Tourist trade gives some Cubans chance to earn American greenbacks

Posted January 18, 2004 by publisher in Cuba Culture.

BY RON MENCHACHA | Charleston Post and Courier Staff

A statue of Christ overlooks Havana harbor from the small hilltop town of Casablanca. El Cristo de Casablanca was carved from Italian marble in 1958 by a Cuban sculptor.

A smattering of tourists have made the steep trek to the statue’s base for breathtaking views of Havana’s northern shore.

Two musicians serenade visitors with Guantanamara, a popular Cuban song. They come here almost every day to scratch out a living from what tourists toss into their hat.
The average government worker in Cuba is paid in pesos, but because Fidel Castro legalized the American dollar in 1993, Cuba has two economies.

Tourism-related businesses offer the best opportunities for Cubans seeking the highly prized dollar.

On a sunny weekend day, the hilltop musicians might split $25.

“When the weather is rainy, one or two dollars,” guitarist Leovanis Samuel says.

In the shadow of the Christ statue, Samuel strums his guitar. His partner, Julian Brisan, plays maracas fashioned from old plastic ketchup bottles, sticks, tape and a handful of pebbles.

They call themselves Crystal, also the name of a popular Cuban beer.

It’s hard to believe what they’re doing is illegal, but they don’t have the required government license to perform.
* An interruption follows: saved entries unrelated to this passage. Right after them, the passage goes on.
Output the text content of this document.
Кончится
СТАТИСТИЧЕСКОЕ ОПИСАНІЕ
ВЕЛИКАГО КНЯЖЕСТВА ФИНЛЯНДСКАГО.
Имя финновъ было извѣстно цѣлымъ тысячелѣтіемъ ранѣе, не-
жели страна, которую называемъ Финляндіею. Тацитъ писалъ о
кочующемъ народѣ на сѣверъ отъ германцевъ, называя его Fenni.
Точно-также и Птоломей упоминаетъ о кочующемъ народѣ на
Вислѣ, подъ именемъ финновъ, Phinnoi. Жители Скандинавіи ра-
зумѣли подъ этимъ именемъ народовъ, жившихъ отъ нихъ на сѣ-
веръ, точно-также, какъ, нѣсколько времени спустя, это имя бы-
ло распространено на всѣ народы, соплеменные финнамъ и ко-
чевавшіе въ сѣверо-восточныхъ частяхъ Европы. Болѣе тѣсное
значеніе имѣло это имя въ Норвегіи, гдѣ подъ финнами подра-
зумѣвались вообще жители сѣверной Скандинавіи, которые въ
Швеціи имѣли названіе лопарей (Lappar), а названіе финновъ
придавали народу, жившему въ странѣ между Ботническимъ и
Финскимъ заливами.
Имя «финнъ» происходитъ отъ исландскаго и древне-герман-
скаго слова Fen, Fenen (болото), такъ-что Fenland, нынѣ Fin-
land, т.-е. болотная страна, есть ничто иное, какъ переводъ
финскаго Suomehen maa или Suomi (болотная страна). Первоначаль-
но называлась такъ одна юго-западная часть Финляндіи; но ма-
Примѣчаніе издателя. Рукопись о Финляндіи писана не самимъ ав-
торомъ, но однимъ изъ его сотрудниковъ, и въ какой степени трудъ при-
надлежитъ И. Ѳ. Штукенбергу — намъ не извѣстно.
If caught, they risk a $200 ticket, more money than they could raise in a month.

But for a payment of a few American dollars, they say the police who patrol the area usually don’t hassle them.

They’ll take their chances, they say, because they can make more money without a license. Licensed musicians have to share their earnings with the socialist government.

Still, such threats don’t dissuade or discourage Samuel or dampen his outlook on life. He sings a melodious tune about an honest woman who lives in the countryside. “Something happens in my life, I sit down and write,” he says.

Later, in central Havana, a licensed musician is showing off the fruits of his labor.

His new shiny red motor scooter, decidedly Italian-looking, is drawing a crowd. In the middle of the street, surrounded by dilapidated buildings, it stands out like a shiny gold coin on the sidewalk.

His band is popular enough to travel and perform outside Cuba. The government condones it because it’s good marketing for Cuba’s tourism industry.

Watching the drawing power of the scooter from a distance, Cuban Mandy Fernandez observes that, “Everybody is impressed.”